Genetics and Inherited Disorders: Imprinting, Chromosomal Abnormalities & Genetic Testing Guide

pediagenosis    March 30, 2026    Health , Pediatrics , science    Comment   

Genetics And Inherited Disorders

Unusual patterns of inheritance

Imprinting: Certain genetic disorders show a phenomenon called imprinting—where the expression of the allele depends on which parent it is inherited from. For example, in Angelman’s syndrome, the abnormal deleted genes are on the maternally derived chromosome 15, but the normal paternal copy is imprinted (silenced) and so the child develops features of the disease including neurodegenerative disease, seizures, hand-flapping and an unusually happy demeanour. The same genetic material, if deleted from the paternal chromosome 15, with the maternal genes imprinted, leads to Prader– Willi syndrome, with neonatal hypotonia and feeding difficulties, developmental delay and later onset obesity and delayed sexual development.

In Beckwith – Wiedermann syndrome (neonatal hyperinsulinism, macroglossia and macrosomia), there is often uniparental disomy of Chromosome 11, with the maternally derived chromosome 11 replaced with an extra paternal copy. This leads to abnormal expression of IGF2 (insulin like growth factor) gene. About 85% of Beckwith – Wiedermann cases are sporadic.

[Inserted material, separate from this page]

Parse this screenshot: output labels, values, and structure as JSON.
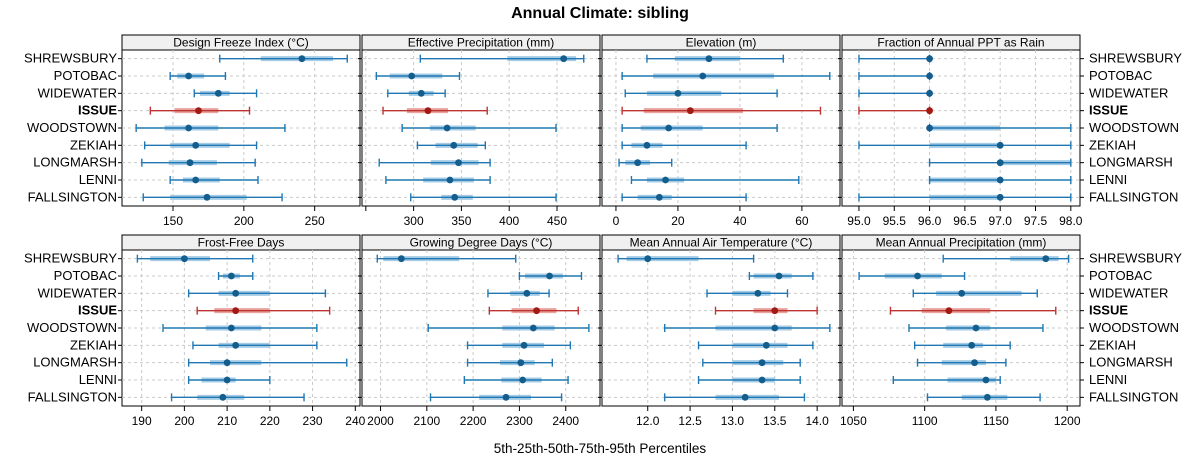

Some autosomal dominant disorders such as congenital myotonic dystrophy (type 1) show a phenomenon called genetic anticipation. That is, the disease tends to present earlier, or with a more severe phenotype, in each successive generation. In the case of myotonic dystrophy, this is due to increasing numbers of abnormal CTG base triplet repeats in a gene on chromosome 19. Many hundreds of repeats of this sequence can be found.

Chromosomal disorders

Chromosomal disorders are usually sporadic due to non-disjunction of chromosomes during the first or second meiosis (trisomy 21, 18 or 13) of gamete formation (Figure 8.1). This means there are two copies of a chromosome in some eggs and with a third from the sperm triploidy results. Triploidy of the larger chromosomes is usually lethal but 13, 18 and 21 can survive. Chromosome 21 is actually the smallest chromosome (number 22 was mislabelled!) and so there is less disruption of genetic material and people with trisomy 21 (Down syndrome) can survive into adulthood. The extra chromosome is seen in a karyotype test (Figure 8.2). Trisomies are more common with advanced maternal age. As well as occurring by non-dysjunction, trisomy can occur due to a ‘balanced translocation’, where material from one chromosome is attached to another, so that with fertilization an embryo can end up with three copies of the same part of one of the chromosomes. This can be inherited and so if found it is important to check parental karyotype also.

Chromosomal disorders can also be due to deletion of an entire chromosome e.g. loss of an X chromosome leads to 45 XO (Turner’s syndrome) with short stature, webbed neck, as risk of coarctation of the aorta and infertility due to ovarian dysgenesis. Other sex chromosome anomalies include 47XXY (Klinefelter’s syndrome with tall stature and hypogonadism). Sometimes, only part of a chromosome is deleted, for example, 5p-, where the short arm of chromosome 5 is missing, leads to cri-du-chat syndrome with a characteristic cat-like cry as a baby, cognitive delay and behavioural problems.

Testing for genetic disorders

Most disorders that are screened for in newborns have a genetic basis. Molecular genetic techniques are increasingly used to identify abnormal genes or chromosomes. It is vital that families receive appropriate counselling so that they understand the implications of an abnormal result. Genetic tests can be performed at various times (see Chapter 7):

•   Pre-implantation testing is only available with in vitro fertilization techniques but can allow screening prior to implantation.

•   Antenatal genetic testing via chorionic villus sampling or amniocentesis allows the possibility of termination of pregnancy. Some families choose to continue the pregnancy despite a positive result and this allows them time to come to terms with the diagnosis.

•  Newborn genetic testing may be performed to confirm a clinical diagnosis (e.g. Down’s syndrome or congenital myotonic dystrophy) or following a positive screening test (e.g. CF gene testing following an abnormal IRT result on the newborn blood spot screen).

•   Genetic testing of older children may be needed to confirm a diagnosis presenting later in childhood (e.g. fragile X or Duchenne muscular dystrophy). In general, children should not be tested for adult-onset genetic disorders without their own informed consent unless it is going to alter their treatment during childhood.